La multiplicité des sources et leurs formes diverses empêchent la mise en place d'une méthode unique d'analyse. Seuls les recoupements entre les différentes sources permettent de dégager une vision d'ensemble de l'objet d'étude, mais

celui-ci se trouve être particulièrement mouvant et fluctuant au cours de la période étudiée. Il est alors utile d'avoir en tête ce qu'expose Pierre Laborie dans sa préface à sa deuxième édition de L'opinion française sous Vichy66

« L'historien sait ce qu'il peut y avoir d'illusoire et de puéril à prétendre saisir le réel dans son entier, à vouloir restituer l'étrangeté de ce qui n'est plus et ne sera jamais plus. Il sait pourtant en même temps, que ce serait se détourner du passé – et le détourner - que de refuser toute confrontation avec la complexité du social. Là et ailleurs, l'écriture de l'histoire résulte d'une négociation de tous les instants entre le désir de faire comprendre et l'obstacle de l’intransmissible, entre l'inaccessible et l'inconciliable. L'histoire est affaire de franchissements et de frontières. Ses vérités en découlent. Elles ne peuvent être ainsi que la forme plausible d'une vérité provisoire, que les vérités d'un monde et d'un temps pour les contemporains. Non parce qu'elles ne seraient que construction sur le sable ou propos de circonstance, savoir mensonger, servilité ou arrangements complaisants avec les puissants du jour, mais plus fondamentalement, parce qu'il ne peut y avoir de fin au travail de reconstruction et d'élucidation du passé. Les vérités de l'histoire sont le produit de leur propre histoire »

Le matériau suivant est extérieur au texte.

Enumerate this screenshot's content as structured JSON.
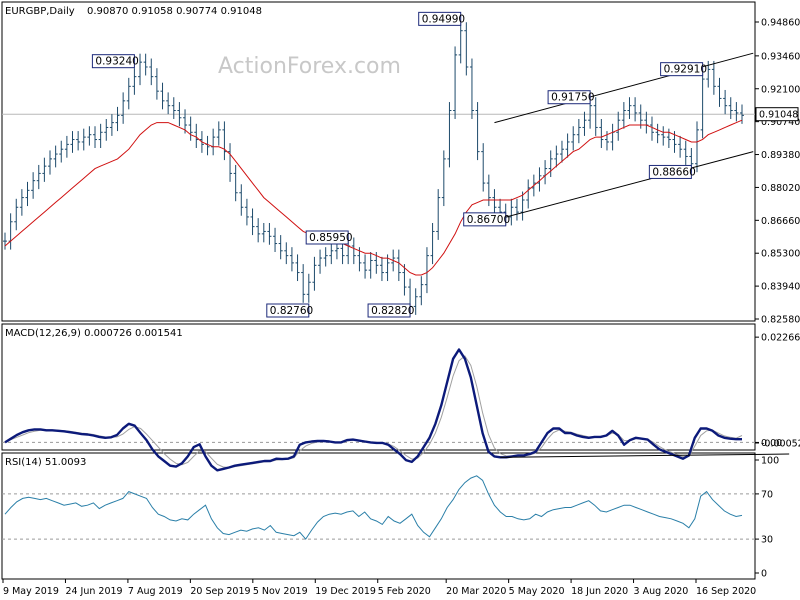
{
  "chart_data": {
    "type": "line",
    "symbol_label": "EURGBP,Daily",
    "ohlc_readout": "0.90870 0.91058 0.90774 0.91048",
    "watermark": "ActionForex.com",
    "current_price_label": "0.91048",
    "x_tick_labels": [
      "9 May 2019",
      "24 Jun 2019",
      "7 Aug 2019",
      "20 Sep 2019",
      "5 Nov 2019",
      "19 Dec 2019",
      "5 Feb 2020",
      "20 Mar 2020",
      "5 May 2020",
      "18 Jun 2020",
      "3 Aug 2020",
      "16 Sep 2020"
    ],
    "price_panel": {
      "ylim": [
        0.8258,
        0.9486
      ],
      "y_ticks": [
        "0.94860",
        "0.93460",
        "0.92100",
        "0.90740",
        "0.89380",
        "0.88020",
        "0.86660",
        "0.85300",
        "0.83940",
        "0.82580"
      ],
      "current_price": 0.91048,
      "close_values": [
        0.858,
        0.866,
        0.872,
        0.876,
        0.879,
        0.883,
        0.886,
        0.889,
        0.892,
        0.894,
        0.896,
        0.898,
        0.9,
        0.899,
        0.901,
        0.902,
        0.9,
        0.903,
        0.905,
        0.907,
        0.91,
        0.916,
        0.922,
        0.926,
        0.932,
        0.93,
        0.926,
        0.92,
        0.916,
        0.914,
        0.912,
        0.909,
        0.906,
        0.903,
        0.9,
        0.898,
        0.897,
        0.901,
        0.904,
        0.895,
        0.886,
        0.878,
        0.872,
        0.868,
        0.864,
        0.861,
        0.862,
        0.86,
        0.857,
        0.854,
        0.852,
        0.849,
        0.845,
        0.836,
        0.841,
        0.848,
        0.851,
        0.852,
        0.854,
        0.855,
        0.852,
        0.856,
        0.852,
        0.849,
        0.846,
        0.85,
        0.848,
        0.845,
        0.849,
        0.851,
        0.845,
        0.839,
        0.831,
        0.835,
        0.84,
        0.852,
        0.862,
        0.876,
        0.892,
        0.912,
        0.935,
        0.945,
        0.93,
        0.912,
        0.895,
        0.882,
        0.876,
        0.872,
        0.87,
        0.868,
        0.872,
        0.87,
        0.875,
        0.88,
        0.882,
        0.885,
        0.888,
        0.892,
        0.894,
        0.896,
        0.899,
        0.902,
        0.905,
        0.908,
        0.914,
        0.905,
        0.9,
        0.899,
        0.903,
        0.908,
        0.912,
        0.914,
        0.911,
        0.908,
        0.906,
        0.903,
        0.902,
        0.901,
        0.9,
        0.898,
        0.896,
        0.893,
        0.89,
        0.904,
        0.925,
        0.929,
        0.922,
        0.917,
        0.914,
        0.912,
        0.911,
        0.91
      ],
      "ma_values": [
        0.856,
        0.858,
        0.86,
        0.862,
        0.864,
        0.866,
        0.868,
        0.87,
        0.872,
        0.874,
        0.876,
        0.878,
        0.88,
        0.882,
        0.884,
        0.886,
        0.888,
        0.889,
        0.89,
        0.891,
        0.892,
        0.894,
        0.896,
        0.899,
        0.902,
        0.904,
        0.906,
        0.907,
        0.907,
        0.907,
        0.906,
        0.905,
        0.904,
        0.902,
        0.901,
        0.899,
        0.898,
        0.897,
        0.897,
        0.896,
        0.894,
        0.891,
        0.888,
        0.885,
        0.882,
        0.879,
        0.876,
        0.874,
        0.872,
        0.87,
        0.868,
        0.866,
        0.864,
        0.862,
        0.861,
        0.86,
        0.859,
        0.858,
        0.858,
        0.857,
        0.857,
        0.856,
        0.855,
        0.854,
        0.853,
        0.853,
        0.852,
        0.851,
        0.851,
        0.85,
        0.849,
        0.847,
        0.845,
        0.844,
        0.844,
        0.845,
        0.847,
        0.85,
        0.853,
        0.857,
        0.861,
        0.866,
        0.87,
        0.873,
        0.874,
        0.875,
        0.875,
        0.875,
        0.875,
        0.875,
        0.875,
        0.876,
        0.877,
        0.879,
        0.881,
        0.883,
        0.885,
        0.887,
        0.889,
        0.891,
        0.893,
        0.895,
        0.896,
        0.898,
        0.9,
        0.901,
        0.901,
        0.902,
        0.903,
        0.904,
        0.905,
        0.906,
        0.906,
        0.906,
        0.906,
        0.905,
        0.904,
        0.903,
        0.903,
        0.902,
        0.901,
        0.9,
        0.899,
        0.899,
        0.9,
        0.902,
        0.903,
        0.904,
        0.905,
        0.906,
        0.907,
        0.908
      ],
      "callouts": [
        {
          "label": "0.93240",
          "index": 23,
          "value": 0.9324,
          "side": "left"
        },
        {
          "label": "0.82760",
          "index": 54,
          "value": 0.8276,
          "side": "left"
        },
        {
          "label": "0.85950",
          "index": 61,
          "value": 0.8595,
          "side": "left"
        },
        {
          "label": "0.82820",
          "index": 72,
          "value": 0.8282,
          "side": "left"
        },
        {
          "label": "0.94990",
          "index": 81,
          "value": 0.9499,
          "side": "left"
        },
        {
          "label": "0.86700",
          "index": 89,
          "value": 0.867,
          "side": "left"
        },
        {
          "label": "0.91750",
          "index": 104,
          "value": 0.9175,
          "side": "left"
        },
        {
          "label": "0.88660",
          "index": 122,
          "value": 0.8866,
          "side": "left"
        },
        {
          "label": "0.92910",
          "index": 124,
          "value": 0.9291,
          "side": "left"
        }
      ],
      "trendlines": [
        {
          "from": {
            "index": 87,
            "value": 0.907
          },
          "to": {
            "index": 133,
            "value": 0.9357
          }
        },
        {
          "from": {
            "index": 87,
            "value": 0.8667
          },
          "to": {
            "index": 133,
            "value": 0.895
          }
        }
      ]
    },
    "macd_panel": {
      "label": "MACD(12,26,9) 0.000726 0.001541",
      "ylim": [
        -0.0012,
        0.0242
      ],
      "y_ticks": [
        "0.022662",
        "0.00",
        "-0.00052"
      ],
      "macd_values": [
        0.0,
        0.0008,
        0.0016,
        0.0022,
        0.0026,
        0.0028,
        0.0028,
        0.0026,
        0.0026,
        0.0025,
        0.0024,
        0.0022,
        0.002,
        0.0018,
        0.0017,
        0.0015,
        0.0012,
        0.001,
        0.0011,
        0.0016,
        0.003,
        0.004,
        0.0036,
        0.002,
        0.0005,
        -0.0015,
        -0.003,
        -0.004,
        -0.005,
        -0.0052,
        -0.0045,
        -0.003,
        -0.001,
        -0.0004,
        -0.003,
        -0.005,
        -0.006,
        -0.0057,
        -0.0054,
        -0.005,
        -0.0048,
        -0.0046,
        -0.0044,
        -0.0042,
        -0.004,
        -0.004,
        -0.0035,
        -0.0036,
        -0.0035,
        -0.003,
        -0.0005,
        0.0,
        0.0002,
        0.0003,
        0.0003,
        0.0002,
        0.0,
        0.0,
        0.0005,
        0.0006,
        0.0004,
        0.0002,
        0.0,
        -0.0001,
        -0.0001,
        -0.0005,
        -0.0015,
        -0.0025,
        -0.0038,
        -0.0042,
        -0.003,
        -0.001,
        0.001,
        0.004,
        0.008,
        0.013,
        0.018,
        0.02,
        0.018,
        0.014,
        0.008,
        0.002,
        -0.002,
        -0.003,
        -0.0032,
        -0.0032,
        -0.003,
        -0.0028,
        -0.0028,
        -0.0025,
        -0.002,
        0.0,
        0.002,
        0.003,
        0.003,
        0.002,
        0.002,
        0.0015,
        0.0012,
        0.001,
        0.0012,
        0.0012,
        0.0015,
        0.0025,
        0.0015,
        -0.0005,
        0.0005,
        0.001,
        0.0008,
        0.0006,
        -0.0005,
        -0.0015,
        -0.002,
        -0.0025,
        -0.003,
        -0.0035,
        -0.0028,
        0.001,
        0.003,
        0.003,
        0.0025,
        0.0015,
        0.001,
        0.0008,
        0.0007,
        0.0007
      ],
      "signal_values": [
        0.0002,
        0.0006,
        0.0011,
        0.0016,
        0.0021,
        0.0024,
        0.0026,
        0.0027,
        0.0027,
        0.0026,
        0.0025,
        0.0024,
        0.0022,
        0.002,
        0.0019,
        0.0017,
        0.0014,
        0.0012,
        0.0011,
        0.0012,
        0.0018,
        0.0028,
        0.0034,
        0.003,
        0.0018,
        0.0004,
        -0.001,
        -0.0024,
        -0.0036,
        -0.0045,
        -0.0048,
        -0.0043,
        -0.003,
        -0.0018,
        -0.002,
        -0.0034,
        -0.0047,
        -0.0053,
        -0.0054,
        -0.0052,
        -0.005,
        -0.0048,
        -0.0046,
        -0.0044,
        -0.0042,
        -0.0041,
        -0.0038,
        -0.0037,
        -0.0036,
        -0.0033,
        -0.0018,
        -0.0008,
        -0.0002,
        0.0001,
        0.0002,
        0.0002,
        0.0001,
        0.0,
        0.0003,
        0.0005,
        0.0005,
        0.0003,
        0.0001,
        0.0,
        -0.0001,
        -0.0003,
        -0.0009,
        -0.0018,
        -0.0028,
        -0.0036,
        -0.0034,
        -0.0022,
        -0.0004,
        0.002,
        0.0054,
        0.0097,
        0.0143,
        0.0176,
        0.0186,
        0.0166,
        0.0121,
        0.0064,
        0.0017,
        -0.0012,
        -0.0024,
        -0.0029,
        -0.003,
        -0.0029,
        -0.0028,
        -0.0027,
        -0.0023,
        -0.0011,
        0.0007,
        0.0021,
        0.0027,
        0.0024,
        0.0022,
        0.0018,
        0.0015,
        0.0012,
        0.0012,
        0.0012,
        0.0014,
        0.002,
        0.0017,
        0.0004,
        0.0004,
        0.0008,
        0.0008,
        0.0007,
        0.0,
        -0.0009,
        -0.0016,
        -0.0021,
        -0.0026,
        -0.0031,
        -0.003,
        -0.0008,
        0.0015,
        0.0025,
        0.0026,
        0.002,
        0.0014,
        0.0011,
        0.0009,
        0.0015
      ],
      "trendline": {
        "from": {
          "index": 84,
          "value": -0.0032
        },
        "to": {
          "index": 133,
          "value": -0.0025
        }
      }
    },
    "rsi_panel": {
      "label": "RSI(14) 51.0093",
      "ylim": [
        0,
        100
      ],
      "y_ticks": [
        "100",
        "70",
        "30",
        "0"
      ],
      "levels": [
        70,
        30
      ],
      "values": [
        52,
        58,
        63,
        66,
        67,
        66,
        65,
        66,
        64,
        62,
        60,
        61,
        62,
        59,
        60,
        62,
        57,
        60,
        62,
        64,
        66,
        72,
        70,
        68,
        66,
        58,
        52,
        50,
        47,
        46,
        48,
        47,
        52,
        56,
        60,
        48,
        40,
        35,
        34,
        36,
        38,
        37,
        39,
        40,
        38,
        42,
        36,
        35,
        34,
        33,
        36,
        30,
        38,
        45,
        50,
        52,
        53,
        52,
        54,
        55,
        50,
        54,
        48,
        46,
        43,
        50,
        46,
        44,
        48,
        52,
        42,
        36,
        32,
        40,
        48,
        58,
        65,
        74,
        80,
        84,
        86,
        82,
        70,
        60,
        54,
        50,
        50,
        48,
        47,
        48,
        52,
        50,
        54,
        56,
        57,
        58,
        58,
        60,
        62,
        64,
        60,
        55,
        54,
        56,
        58,
        60,
        60,
        58,
        56,
        54,
        52,
        50,
        49,
        48,
        46,
        44,
        40,
        48,
        68,
        72,
        65,
        60,
        55,
        52,
        50,
        51
      ]
    }
  }
}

C'est pourquoi ce long travail d'étude et de recherche sur l'éducation populaire à Lyon sous les mandats d'Édouard Herriot ne peut prétendre à l’exhaustivité. Celle-ci serait illusoire. Tout d'abord l'objet se trouve être d'une immense richesse. Plusieurs centaines d'associations, d'œuvres privées ou municipales, mobilisant plusieurs milliers d'individus sur une période de plus de cinquante ans forment un ensemble dont il est impossible de discerner les contours et de caractériser les activités avec une précision clinique. De plus les lacunes des archives laissent beaucoup de zones d'ombre sur les actions menées et l’écrasante majorité de leurs auteurs.